The company I’m at is investigating whether we can migrate from classic Azure DevOps Builds and Releases towards YAML Pipelines. Using these pipelines we want to deploy to four four different environments (dev, test, acc, prod). On a regular basis we need to validate a feature that has not made it into the main branch, i.e. we deploy a feature branch to dev and/or test. Whenever the main branch is updated, the latest version of main is automatically deployed to dev and test, which is problematic when we’re in the process of testing the feature branch. Our solution with the classic pipelines is to temporary add a pre-deploy approval.
YAML pipelines do not have pre- and post-approvals, instead one has to add an approval to an environment. This has been asked and answered on SO. In our company, that has a major drawback: We have 10-20 pipelines that continuously deploy to dev and test, and by adding an approval to the dev environment for the sake of testing a single application, we halt ALL deployments to dev. Manually approving the the deployments of applications that do not interfere with the ongoing test activities is tedious at best.

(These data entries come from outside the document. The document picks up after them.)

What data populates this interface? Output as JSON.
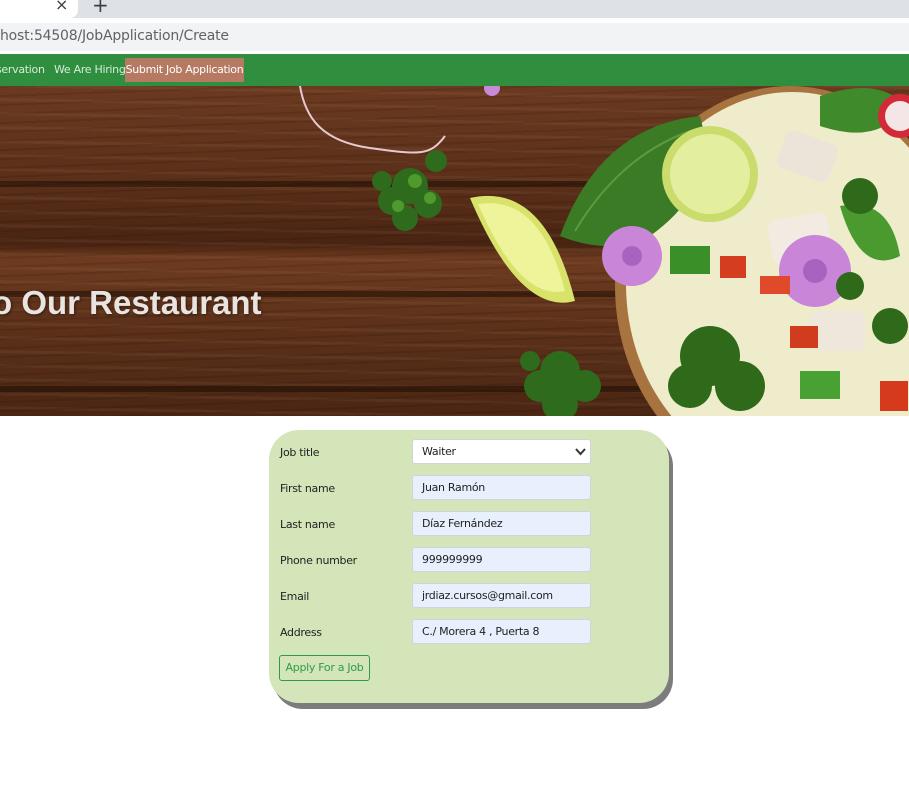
{
  "browser": {
    "close_tab_glyph": "×",
    "new_tab_glyph": "+",
    "url": "host:54508/JobApplication/Create"
  },
  "navbar": {
    "links": [
      {
        "label": "servation"
      },
      {
        "label": "We Are Hiring"
      },
      {
        "label": "Submit Job Application",
        "active": true
      }
    ],
    "bg_color": "#2f8f3f",
    "active_color": "#b67a63"
  },
  "hero": {
    "title": "o Our Restaurant"
  },
  "form": {
    "job_title": {
      "label": "Job title",
      "value": "Waiter"
    },
    "first_name": {
      "label": "First name",
      "value": "Juan Ramón"
    },
    "last_name": {
      "label": "Last name",
      "value": "Díaz Fernández"
    },
    "phone": {
      "label": "Phone number",
      "value": "999999999"
    },
    "email": {
      "label": "Email",
      "value": "jrdiaz.cursos@gmail.com"
    },
    "address": {
      "label": "Address",
      "value": "C./ Morera 4 , Puerta 8"
    },
    "submit_label": "Apply For a Job",
    "card_color": "#d3e5b9",
    "button_color": "#2e9b47"
  }
}
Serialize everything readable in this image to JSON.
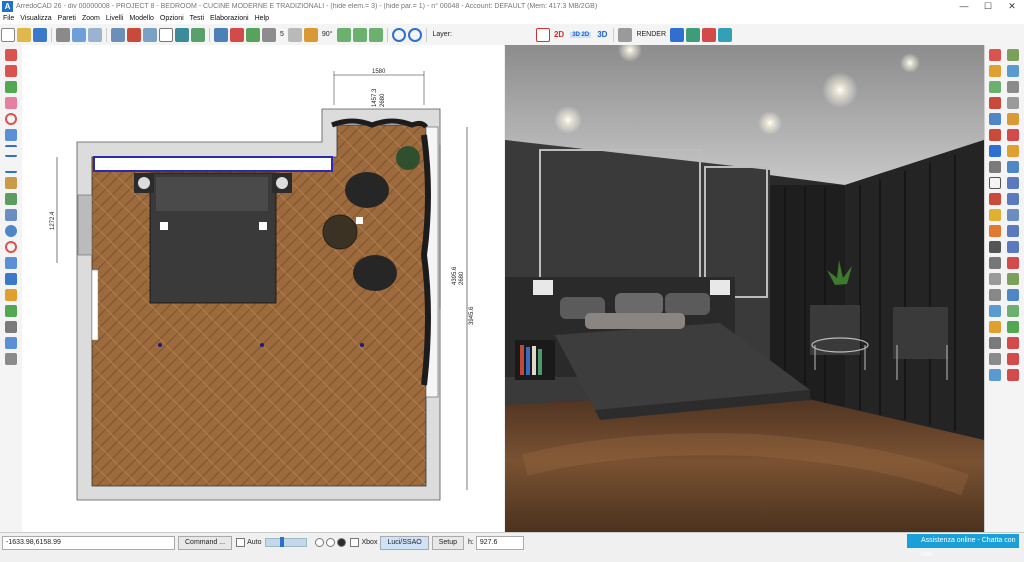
{
  "window": {
    "title": "ArredoCAD 26 - div 00000008 - PROJECT 8 - BEDROOM - CUCINE MODERNE E TRADIZIONALI - (hide elem.= 3)  - (hide par.= 1)  - n° 00048 - Account: DEFAULT             (Mem: 417.3 MB/2GB)",
    "minimize": "—",
    "maximize": "☐",
    "close": "✕"
  },
  "menu": [
    "File",
    "Visualizza",
    "Pareti",
    "Zoom",
    "Livelli",
    "Modello",
    "Opzioni",
    "Testi",
    "Elaborazioni",
    "Help"
  ],
  "toolbar": {
    "spin_value": "5",
    "angle_value": "90°",
    "layer_label": "Layer:",
    "mode_2d": "2D",
    "mode_3d2d": "3D 2D",
    "mode_3d": "3D",
    "render_label": "RENDER"
  },
  "plan": {
    "dimensions": {
      "top_width": "1580",
      "top_depth": "1457.3",
      "top_depth2": "2680",
      "left_height": "1272.4",
      "right_window": "4395.6",
      "right_window2": "2680",
      "right_height": "3945.6"
    }
  },
  "status": {
    "coordinates": "-1633.98,6158.99",
    "command_label": "Command ...",
    "auto_label": "Auto",
    "xbox_label": "Xbox",
    "luci_label": "Luci/SSAO",
    "setup_label": "Setup",
    "h_label": "h:",
    "h_value": "927.6",
    "assist_label": "Assistenza online - Chatta con noi!"
  },
  "colors": {
    "accent": "#1f5fd1",
    "wall": "#dcdcdc",
    "floor": "#9c6a3c",
    "assist": "#1aa0d8"
  }
}
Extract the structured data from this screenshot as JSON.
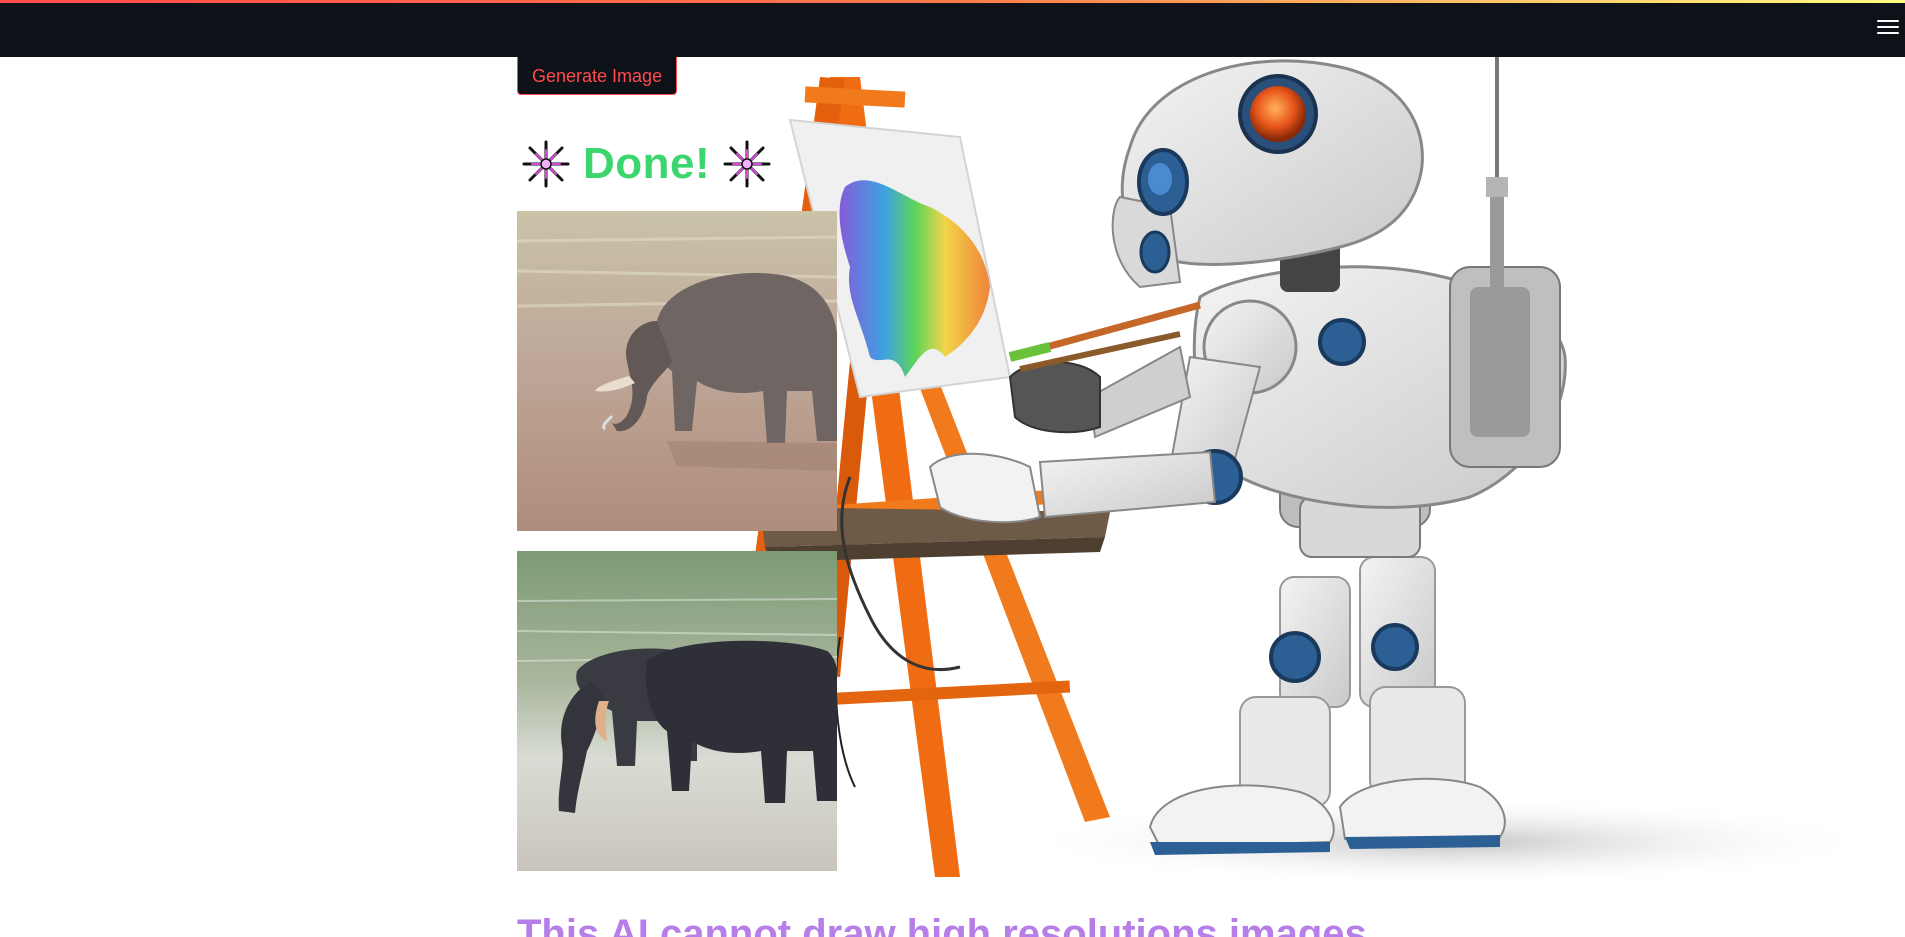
{
  "header": {
    "menu_icon": "hamburger-menu-icon",
    "accent_colors": [
      "#ff4b4b",
      "#fffd80"
    ],
    "background": "#0e1117"
  },
  "main": {
    "generate_button_label": "Generate Image",
    "done_text": "Done!",
    "done_icon": "fireworks-icon",
    "done_color": "#3dd56d",
    "images": [
      {
        "subject": "elephant-in-water-image"
      },
      {
        "subject": "elephants-on-shore-image"
      }
    ],
    "subheading": "This AI cannot draw high resolutions images",
    "subheading_color": "#b57ee8"
  },
  "background": {
    "art": "robot-painting-at-easel-illustration"
  }
}
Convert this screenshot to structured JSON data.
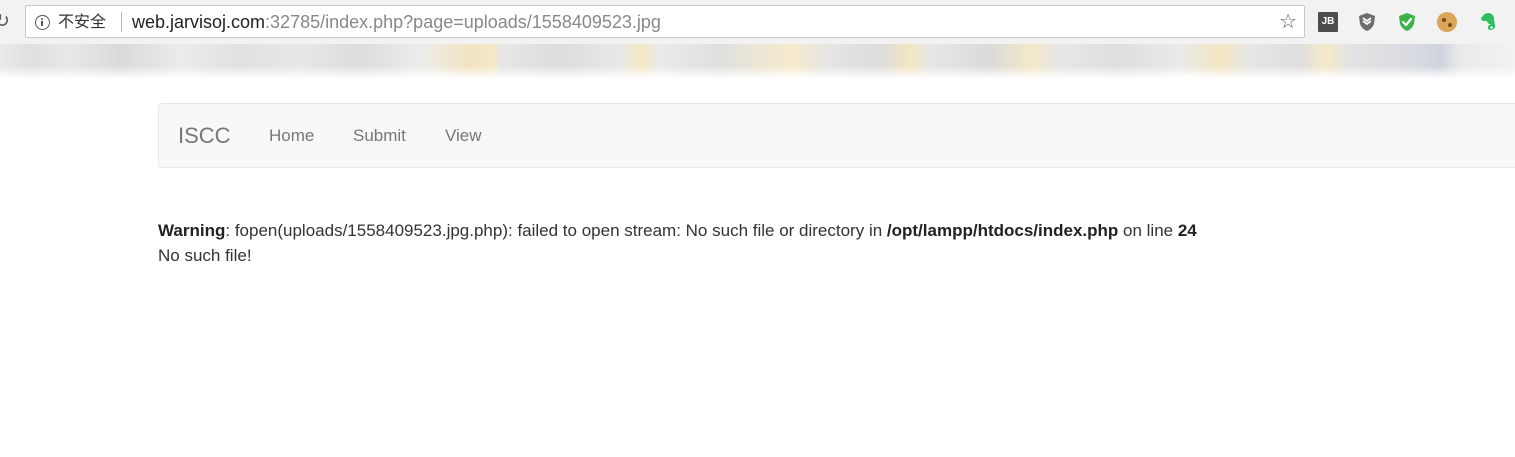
{
  "browser": {
    "security_label": "不安全",
    "url_host": "web.jarvisoj.com",
    "url_rest": ":32785/index.php?page=uploads/1558409523.jpg",
    "extensions": {
      "jb_label": "JB"
    }
  },
  "navbar": {
    "brand": "ISCC",
    "links": [
      "Home",
      "Submit",
      "View"
    ]
  },
  "output": {
    "warning_label": "Warning",
    "warning_text": ": fopen(uploads/1558409523.jpg.php): failed to open stream: No such file or directory in ",
    "file_path": "/opt/lampp/htdocs/index.php",
    "on_line_text": " on line ",
    "line_number": "24",
    "message": "No such file!"
  },
  "colors": {
    "navbar_bg": "#f8f8f8",
    "navbar_text": "#777777",
    "adguard_green": "#3bb34a",
    "evernote_green": "#2dbe60"
  }
}
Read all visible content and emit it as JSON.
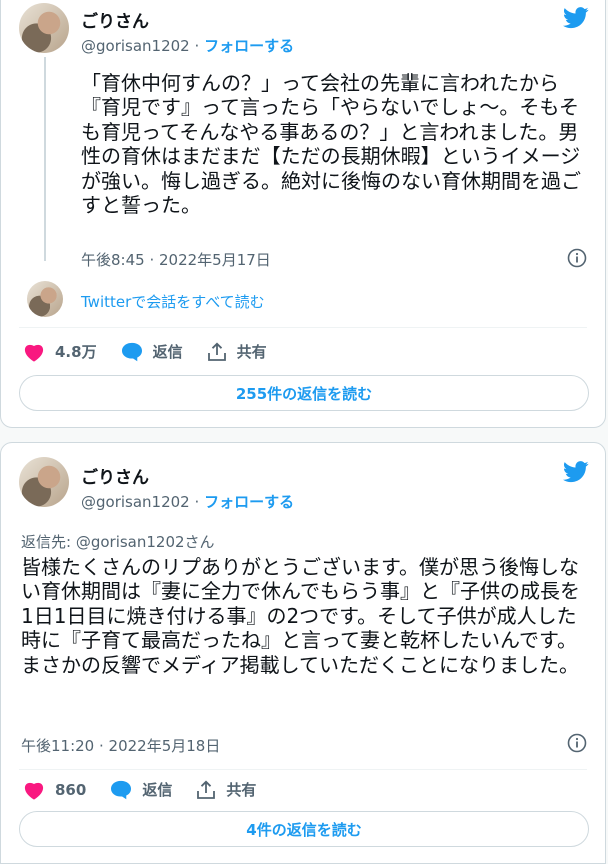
{
  "tweet1": {
    "display_name": "ごりさん",
    "handle": "@gorisan1202",
    "separator": "·",
    "follow_label": "フォローする",
    "text": "「育休中何すんの？」って会社の先輩に言われたから『育児です』って言ったら「やらないでしょ〜。そもそも育児ってそんなやる事あるの？」と言われました。男性の育休はまだまだ【ただの長期休暇】というイメージが強い。悔し過ぎる。絶対に後悔のない育休期間を過ごすと誓った。",
    "timestamp": "午後8:45 · 2022年5月17日",
    "thread_link": "Twitterで会話をすべて読む",
    "likes": "4.8万",
    "reply_label": "返信",
    "share_label": "共有",
    "read_replies": "255件の返信を読む"
  },
  "tweet2": {
    "display_name": "ごりさん",
    "handle": "@gorisan1202",
    "separator": "·",
    "follow_label": "フォローする",
    "replying_to": "返信先: @gorisan1202さん",
    "text": "皆様たくさんのリプありがとうございます。僕が思う後悔しない育休期間は『妻に全力で休んでもらう事』と『子供の成長を1日1日目に焼き付ける事』の2つです。そして子供が成人した時に『子育て最高だったね』と言って妻と乾杯したいんです。まさかの反響でメディア掲載していただくことになりました。",
    "timestamp": "午後11:20 · 2022年5月18日",
    "likes": "860",
    "reply_label": "返信",
    "share_label": "共有",
    "read_replies": "4件の返信を読む"
  },
  "colors": {
    "accent": "#1d9bf0",
    "like": "#f91880",
    "text": "#0f1419",
    "muted": "#536471",
    "border": "#cfd9de"
  },
  "icons": [
    "twitter-bird-icon",
    "info-icon",
    "heart-icon",
    "reply-bubble-icon",
    "share-icon"
  ]
}
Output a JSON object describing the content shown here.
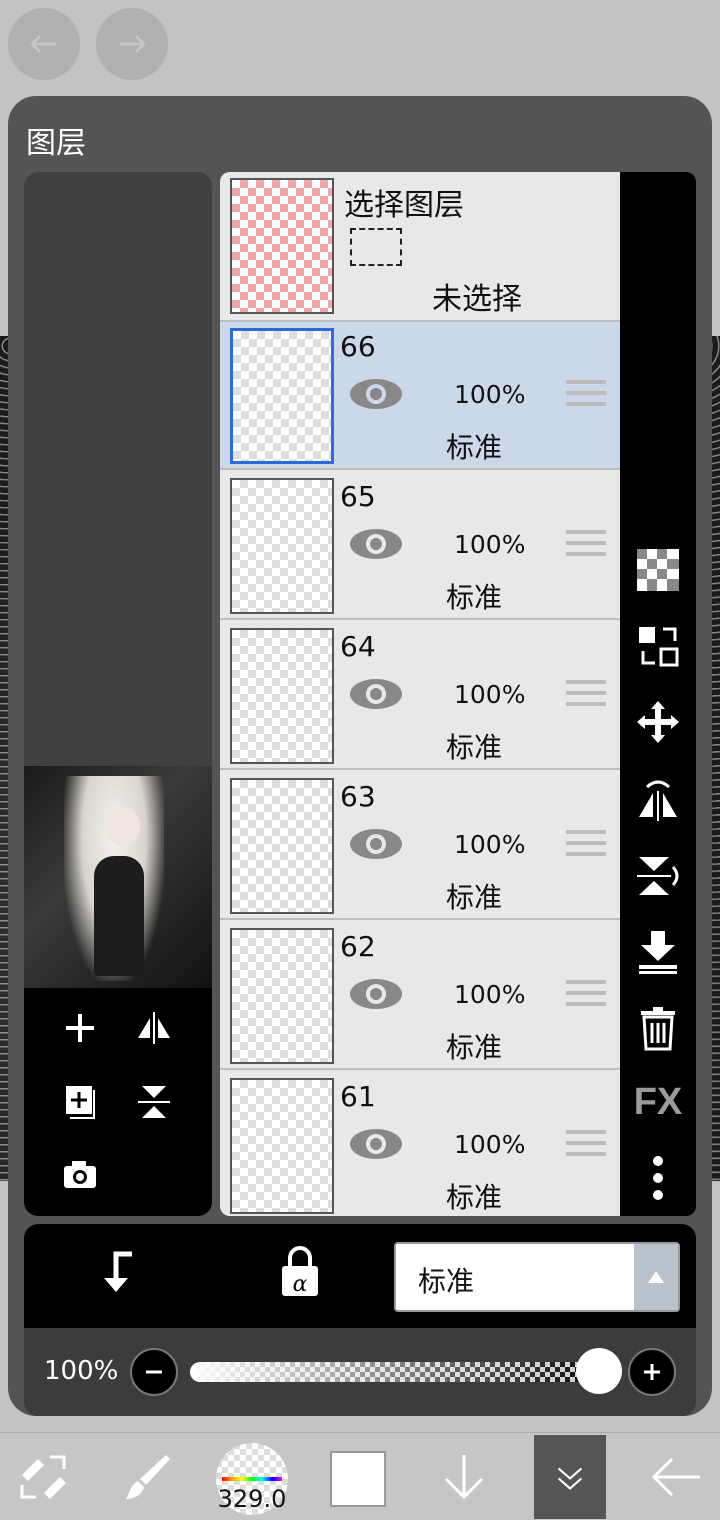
{
  "header": {
    "undo_icon": "undo-arrow-icon",
    "redo_icon": "redo-arrow-icon"
  },
  "panel": {
    "title": "图层"
  },
  "selection_layer": {
    "title": "选择图层",
    "state": "未选择"
  },
  "layers": [
    {
      "number": "66",
      "opacity": "100%",
      "blend": "标准",
      "visible": true,
      "selected": true
    },
    {
      "number": "65",
      "opacity": "100%",
      "blend": "标准",
      "visible": true,
      "selected": false
    },
    {
      "number": "64",
      "opacity": "100%",
      "blend": "标准",
      "visible": true,
      "selected": false
    },
    {
      "number": "63",
      "opacity": "100%",
      "blend": "标准",
      "visible": true,
      "selected": false
    },
    {
      "number": "62",
      "opacity": "100%",
      "blend": "标准",
      "visible": true,
      "selected": false
    },
    {
      "number": "61",
      "opacity": "100%",
      "blend": "标准",
      "visible": true,
      "selected": false
    }
  ],
  "right_tools": [
    "transparency-icon",
    "swap-layer-icon",
    "move-icon",
    "flip-horizontal-icon",
    "flip-vertical-icon",
    "merge-down-icon",
    "trash-icon",
    "fx-label",
    "more-icon"
  ],
  "right_fx_label": "FX",
  "left_tools": [
    "add-layer-icon",
    "flip-horizontal-icon",
    "add-layer-copy-icon",
    "flip-vertical-icon",
    "camera-icon"
  ],
  "bottom": {
    "blend_mode": "标准",
    "opacity_label": "100%",
    "opacity_value": 1.0
  },
  "toolbar": {
    "brush_size": "329.0",
    "color": "#ffffff"
  },
  "colors": {
    "selected_row": "#cbd8ea",
    "accent": "#2e6ad8",
    "panel": "#545454"
  }
}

Recently I discovered the task ManualValidation@0, which might present a solution to the aforementioned problem, but it too comes with some challenges. The manual validation should on default be skipped, only to be activated when some environmental variable or variable from a Library is set. Also, the step has to be added to each YAML pipeline making them bloated. Before continuing on that path, I wonder whether others have come up with a better solution.